Imagine that you have dementia and don’t know where the money is going. You decide the nursing home staff are stealing from you.
Or imagine that you think you’re a child in your parents’ house. You wander the halls of your nursing home and take a book from your neighbor’s room. When he tries to take it back, you think he’s your brother and swing at him.
Even worse, imagine you can no longer control your bowels. Nursing home workers need to change your clothes immediately, to make sure your fragile skin doesn’t develop sores.
Two nurses — strangers — try to pull you out of your chair and take off your pants. You attack them in self-defense, but more strangers come and pin you down.
Dr. Susan Vaught, director of psychology at Western State Hospital, provided these examples from her experience with dementia patients. They’re disastrous for nursing staff as well as patients, and local nursing home directors can tell similar stories.

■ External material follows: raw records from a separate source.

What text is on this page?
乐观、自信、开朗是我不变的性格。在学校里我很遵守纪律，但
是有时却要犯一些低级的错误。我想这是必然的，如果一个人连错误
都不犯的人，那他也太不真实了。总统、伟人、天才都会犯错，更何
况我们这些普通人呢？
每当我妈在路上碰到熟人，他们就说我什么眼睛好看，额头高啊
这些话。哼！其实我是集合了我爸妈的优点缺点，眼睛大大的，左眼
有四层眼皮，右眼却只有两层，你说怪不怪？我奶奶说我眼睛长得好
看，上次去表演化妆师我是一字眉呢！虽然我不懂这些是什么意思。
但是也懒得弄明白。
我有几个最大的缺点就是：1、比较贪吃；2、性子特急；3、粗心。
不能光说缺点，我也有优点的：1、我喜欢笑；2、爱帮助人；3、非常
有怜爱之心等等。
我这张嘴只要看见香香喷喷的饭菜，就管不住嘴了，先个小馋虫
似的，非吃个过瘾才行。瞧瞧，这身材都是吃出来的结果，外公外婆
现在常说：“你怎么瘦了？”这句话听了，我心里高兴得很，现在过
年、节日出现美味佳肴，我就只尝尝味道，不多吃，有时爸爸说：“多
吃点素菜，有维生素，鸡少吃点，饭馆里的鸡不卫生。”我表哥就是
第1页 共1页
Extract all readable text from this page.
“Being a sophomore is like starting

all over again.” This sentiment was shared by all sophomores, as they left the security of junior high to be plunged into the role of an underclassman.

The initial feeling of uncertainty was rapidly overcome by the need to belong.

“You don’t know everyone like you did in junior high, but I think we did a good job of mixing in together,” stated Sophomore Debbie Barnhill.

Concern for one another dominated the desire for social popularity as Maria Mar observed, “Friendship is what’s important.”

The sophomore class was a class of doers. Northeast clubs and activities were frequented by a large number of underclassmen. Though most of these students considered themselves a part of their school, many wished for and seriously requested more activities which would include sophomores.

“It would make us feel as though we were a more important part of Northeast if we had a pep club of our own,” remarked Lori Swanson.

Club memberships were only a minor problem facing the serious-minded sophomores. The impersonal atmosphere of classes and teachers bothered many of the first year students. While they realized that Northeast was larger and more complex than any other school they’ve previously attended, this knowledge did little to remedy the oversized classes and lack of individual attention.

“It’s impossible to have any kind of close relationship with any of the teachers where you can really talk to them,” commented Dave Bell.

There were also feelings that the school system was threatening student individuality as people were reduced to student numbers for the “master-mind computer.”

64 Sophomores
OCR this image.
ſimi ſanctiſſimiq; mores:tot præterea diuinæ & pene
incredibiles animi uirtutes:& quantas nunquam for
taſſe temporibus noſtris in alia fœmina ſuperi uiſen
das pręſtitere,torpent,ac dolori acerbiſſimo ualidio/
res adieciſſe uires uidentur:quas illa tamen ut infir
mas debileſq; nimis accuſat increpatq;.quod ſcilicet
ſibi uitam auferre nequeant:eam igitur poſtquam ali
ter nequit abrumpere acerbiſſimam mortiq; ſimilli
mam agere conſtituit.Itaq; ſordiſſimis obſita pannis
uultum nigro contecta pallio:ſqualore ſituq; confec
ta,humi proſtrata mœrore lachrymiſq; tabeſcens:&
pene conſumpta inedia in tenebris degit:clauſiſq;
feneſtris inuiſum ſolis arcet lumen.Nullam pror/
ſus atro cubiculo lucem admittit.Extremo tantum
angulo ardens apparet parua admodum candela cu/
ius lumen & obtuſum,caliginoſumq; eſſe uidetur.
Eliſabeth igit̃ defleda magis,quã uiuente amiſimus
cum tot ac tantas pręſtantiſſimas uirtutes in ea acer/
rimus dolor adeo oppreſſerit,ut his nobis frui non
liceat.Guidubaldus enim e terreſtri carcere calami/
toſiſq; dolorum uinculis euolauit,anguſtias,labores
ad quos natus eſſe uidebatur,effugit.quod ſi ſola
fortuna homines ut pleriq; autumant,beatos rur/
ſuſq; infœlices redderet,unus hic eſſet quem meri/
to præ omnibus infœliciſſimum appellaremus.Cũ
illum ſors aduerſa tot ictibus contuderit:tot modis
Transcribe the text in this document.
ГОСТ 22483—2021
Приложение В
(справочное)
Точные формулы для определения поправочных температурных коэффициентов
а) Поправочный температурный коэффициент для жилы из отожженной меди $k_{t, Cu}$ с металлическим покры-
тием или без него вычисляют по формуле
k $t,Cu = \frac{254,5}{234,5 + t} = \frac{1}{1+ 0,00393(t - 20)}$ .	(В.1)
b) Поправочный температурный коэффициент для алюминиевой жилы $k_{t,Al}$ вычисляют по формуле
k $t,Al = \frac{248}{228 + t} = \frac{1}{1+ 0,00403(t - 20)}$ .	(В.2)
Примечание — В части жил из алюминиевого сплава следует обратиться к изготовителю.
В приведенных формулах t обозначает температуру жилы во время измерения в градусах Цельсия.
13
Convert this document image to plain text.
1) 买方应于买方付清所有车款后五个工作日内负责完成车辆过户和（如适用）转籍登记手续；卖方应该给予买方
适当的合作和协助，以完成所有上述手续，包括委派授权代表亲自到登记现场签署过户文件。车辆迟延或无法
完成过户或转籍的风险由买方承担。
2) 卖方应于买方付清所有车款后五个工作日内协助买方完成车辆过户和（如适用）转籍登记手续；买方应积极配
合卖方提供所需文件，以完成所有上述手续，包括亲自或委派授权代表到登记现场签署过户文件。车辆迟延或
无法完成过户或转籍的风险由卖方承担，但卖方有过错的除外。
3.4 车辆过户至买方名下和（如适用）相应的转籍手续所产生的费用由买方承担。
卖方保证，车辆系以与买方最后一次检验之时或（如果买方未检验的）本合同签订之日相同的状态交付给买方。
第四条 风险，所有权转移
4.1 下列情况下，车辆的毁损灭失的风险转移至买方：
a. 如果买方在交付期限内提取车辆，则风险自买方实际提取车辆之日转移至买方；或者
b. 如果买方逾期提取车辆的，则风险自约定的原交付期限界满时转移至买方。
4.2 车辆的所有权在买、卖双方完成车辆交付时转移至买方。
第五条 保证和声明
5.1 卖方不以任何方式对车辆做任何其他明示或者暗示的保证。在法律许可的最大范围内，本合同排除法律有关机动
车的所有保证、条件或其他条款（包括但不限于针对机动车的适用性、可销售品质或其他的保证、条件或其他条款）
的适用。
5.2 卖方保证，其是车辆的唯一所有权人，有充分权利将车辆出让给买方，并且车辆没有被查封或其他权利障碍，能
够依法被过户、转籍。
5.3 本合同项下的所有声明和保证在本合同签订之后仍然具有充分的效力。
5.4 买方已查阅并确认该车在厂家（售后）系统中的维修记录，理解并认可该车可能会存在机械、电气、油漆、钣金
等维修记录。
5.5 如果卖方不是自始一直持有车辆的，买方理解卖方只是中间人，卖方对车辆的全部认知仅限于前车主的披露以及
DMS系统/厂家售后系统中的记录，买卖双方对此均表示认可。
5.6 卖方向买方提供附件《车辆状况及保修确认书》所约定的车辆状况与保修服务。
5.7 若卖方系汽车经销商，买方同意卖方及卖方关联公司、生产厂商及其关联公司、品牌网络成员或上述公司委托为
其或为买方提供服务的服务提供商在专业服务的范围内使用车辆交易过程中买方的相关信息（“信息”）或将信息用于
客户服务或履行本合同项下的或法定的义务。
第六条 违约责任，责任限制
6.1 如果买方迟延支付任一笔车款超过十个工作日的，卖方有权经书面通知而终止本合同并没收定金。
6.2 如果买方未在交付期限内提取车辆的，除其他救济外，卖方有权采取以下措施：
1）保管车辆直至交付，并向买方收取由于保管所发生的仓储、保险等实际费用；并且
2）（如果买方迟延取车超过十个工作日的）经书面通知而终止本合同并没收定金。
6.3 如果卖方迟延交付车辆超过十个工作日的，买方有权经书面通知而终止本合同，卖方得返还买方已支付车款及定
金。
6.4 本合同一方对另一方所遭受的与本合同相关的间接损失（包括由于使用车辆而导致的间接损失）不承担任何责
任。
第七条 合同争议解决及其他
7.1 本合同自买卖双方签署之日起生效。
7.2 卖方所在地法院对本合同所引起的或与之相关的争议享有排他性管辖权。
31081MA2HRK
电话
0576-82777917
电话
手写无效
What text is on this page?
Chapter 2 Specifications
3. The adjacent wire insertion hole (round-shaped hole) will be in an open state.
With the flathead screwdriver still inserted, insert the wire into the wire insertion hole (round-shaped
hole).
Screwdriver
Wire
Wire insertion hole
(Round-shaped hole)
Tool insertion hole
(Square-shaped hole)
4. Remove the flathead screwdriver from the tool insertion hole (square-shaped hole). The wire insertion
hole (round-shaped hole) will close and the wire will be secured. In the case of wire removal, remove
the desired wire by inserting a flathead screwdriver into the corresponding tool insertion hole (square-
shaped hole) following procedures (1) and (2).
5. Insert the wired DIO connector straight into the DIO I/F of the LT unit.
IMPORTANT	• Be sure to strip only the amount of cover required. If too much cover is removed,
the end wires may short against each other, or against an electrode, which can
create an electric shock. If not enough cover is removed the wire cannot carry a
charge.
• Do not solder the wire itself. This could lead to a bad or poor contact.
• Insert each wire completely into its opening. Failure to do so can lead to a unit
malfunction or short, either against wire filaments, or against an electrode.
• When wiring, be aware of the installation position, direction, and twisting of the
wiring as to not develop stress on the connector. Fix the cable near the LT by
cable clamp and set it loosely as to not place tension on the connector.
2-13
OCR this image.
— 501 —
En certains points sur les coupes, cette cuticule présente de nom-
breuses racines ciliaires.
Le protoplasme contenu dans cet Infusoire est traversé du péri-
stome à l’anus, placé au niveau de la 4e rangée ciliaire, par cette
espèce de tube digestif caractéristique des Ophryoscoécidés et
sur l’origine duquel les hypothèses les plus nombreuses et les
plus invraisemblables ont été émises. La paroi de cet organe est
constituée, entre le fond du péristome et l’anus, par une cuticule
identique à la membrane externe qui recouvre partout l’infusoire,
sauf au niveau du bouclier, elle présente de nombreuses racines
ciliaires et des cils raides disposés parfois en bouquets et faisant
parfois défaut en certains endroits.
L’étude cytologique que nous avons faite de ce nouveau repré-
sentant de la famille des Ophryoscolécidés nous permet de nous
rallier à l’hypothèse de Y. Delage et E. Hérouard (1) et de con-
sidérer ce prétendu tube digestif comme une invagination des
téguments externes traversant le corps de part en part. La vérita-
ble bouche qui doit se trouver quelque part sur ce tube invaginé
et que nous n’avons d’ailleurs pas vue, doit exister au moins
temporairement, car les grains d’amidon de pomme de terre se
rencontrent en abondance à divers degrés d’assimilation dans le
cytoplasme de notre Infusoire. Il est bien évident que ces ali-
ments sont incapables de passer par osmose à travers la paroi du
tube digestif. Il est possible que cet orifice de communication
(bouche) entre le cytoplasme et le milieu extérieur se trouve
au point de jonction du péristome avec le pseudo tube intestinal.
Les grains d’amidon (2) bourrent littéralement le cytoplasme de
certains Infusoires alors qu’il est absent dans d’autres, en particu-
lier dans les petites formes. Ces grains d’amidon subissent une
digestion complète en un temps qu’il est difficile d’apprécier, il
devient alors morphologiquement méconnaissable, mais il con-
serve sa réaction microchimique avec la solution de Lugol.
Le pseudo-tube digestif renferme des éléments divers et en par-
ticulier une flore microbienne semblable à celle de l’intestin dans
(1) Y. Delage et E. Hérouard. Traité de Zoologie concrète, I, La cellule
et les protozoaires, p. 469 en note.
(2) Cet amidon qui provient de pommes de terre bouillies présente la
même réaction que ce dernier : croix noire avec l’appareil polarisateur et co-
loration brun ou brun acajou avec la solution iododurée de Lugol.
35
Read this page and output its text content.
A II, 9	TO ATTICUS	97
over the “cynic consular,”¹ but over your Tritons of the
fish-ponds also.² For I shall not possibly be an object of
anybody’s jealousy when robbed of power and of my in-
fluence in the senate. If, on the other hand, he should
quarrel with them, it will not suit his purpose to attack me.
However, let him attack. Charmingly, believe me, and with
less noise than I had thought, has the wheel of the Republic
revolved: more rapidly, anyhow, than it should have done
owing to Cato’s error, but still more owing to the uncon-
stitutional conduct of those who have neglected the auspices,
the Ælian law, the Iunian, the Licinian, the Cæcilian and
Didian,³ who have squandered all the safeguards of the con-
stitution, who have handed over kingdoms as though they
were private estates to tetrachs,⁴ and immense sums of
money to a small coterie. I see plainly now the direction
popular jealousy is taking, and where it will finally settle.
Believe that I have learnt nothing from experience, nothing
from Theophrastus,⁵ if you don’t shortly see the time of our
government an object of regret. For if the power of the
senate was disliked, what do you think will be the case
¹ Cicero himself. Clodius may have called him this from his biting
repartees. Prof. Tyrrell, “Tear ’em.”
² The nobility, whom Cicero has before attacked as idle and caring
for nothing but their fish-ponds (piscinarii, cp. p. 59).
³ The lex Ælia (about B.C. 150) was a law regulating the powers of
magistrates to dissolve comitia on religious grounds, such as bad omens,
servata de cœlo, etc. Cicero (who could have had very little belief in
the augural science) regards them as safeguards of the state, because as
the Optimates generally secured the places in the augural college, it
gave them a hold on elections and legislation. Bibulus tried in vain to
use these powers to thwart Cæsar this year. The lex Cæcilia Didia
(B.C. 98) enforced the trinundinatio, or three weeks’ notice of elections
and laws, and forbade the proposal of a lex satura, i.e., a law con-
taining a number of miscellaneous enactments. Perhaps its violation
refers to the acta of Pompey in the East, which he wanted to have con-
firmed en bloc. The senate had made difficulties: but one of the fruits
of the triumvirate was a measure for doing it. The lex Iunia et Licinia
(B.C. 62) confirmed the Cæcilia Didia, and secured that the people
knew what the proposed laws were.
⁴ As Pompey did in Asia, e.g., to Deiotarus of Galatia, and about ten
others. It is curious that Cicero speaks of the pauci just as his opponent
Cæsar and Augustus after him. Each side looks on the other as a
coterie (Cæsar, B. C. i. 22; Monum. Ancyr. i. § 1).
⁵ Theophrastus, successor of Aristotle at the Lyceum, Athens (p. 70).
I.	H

Anita Gilbert, social services director at Christian Health Center, said her facility knows a dementia case is severe when the patient starts hitting staff, cursing or refusing medication. Patients have the right to refuse drugs, but they often become too hard to control after their drugs wear off, she said.
At another nursing home where she worked years ago, she suffered a broken arm and a black eye from dementia patients, and once someone tried to choke her.
Dementia-related outbreaks have caused no injuries in her five years at Christian Health Center, but it’s partially because there are now facilities in Tennessee that can usually accept the worst patients until they get stabilized.
Jennie Stuart Medical Center and Trover don’t have geriatric psychiatric wards. But as with Hunt, Vaught has seen families or nursing homes bring patients to the emergency rooms at these hospitals, then refuse to take the patients back afterward.
Keeping them in hospital beds ends up costing huge amounts of tax money, and it’s often uncomfortable for both the hospital staff and the patient, Vaught said.
Western State occasionally treats dementia patients, but only when they meet four criteria: They must pose a threat to themselves or others; it must result from mental illness; there must be a reasonable chance Western State can successfully treat the illness; and Western State must be the least restrictive place they could go.
Usually nursing home patients who get combative fall short on two or three of these criteria, Vaught said.
Further, Western State isn’t a long-term care facility — the average stay there lasts 19 days — and it’s not uniquely outfitted for patients with dementia.
When dementia patients do end up at Western State, the hospital sometimes confronts the same problem as Jennie Stuart and Trover: After a patients’ treatment, the original nursing home won’t take them back. Nursing homes have no legal obligation to do so, Vaught said.
Most often these patients end up at Western State’s nursing home.
The New Era reported in June that in 2010, Western State Nursing Home gave sedatives to 60.4 percent of its residents who didn’t have psychosis or a related disease. This was the highest rate in the area — compared to a national median of 16.7 percent.
Vaught said its saturation of dementia patients helps explain this. The data didn’t count most dementia patients as psychotic, even if they had schizophrenia or a similar disease, because their dementia diagnoses usually eclipsed other categories, Vaught said.
Some critics claim nursing homes drug their patients up to make them sleepy and docile — to make their jobs easier, or to employ fewer nurses and increase their profit margins.
But sometimes it would be inhumane not to give patients medications, Vaught said. The drugs also help keep facilities safe and secure.
And even Western State Nursing Facility limits whom it accepts. For instance, it turns away many patients with violent histories, Vaught said.
In a way, this leaves the patients who need help most severely with no place to go.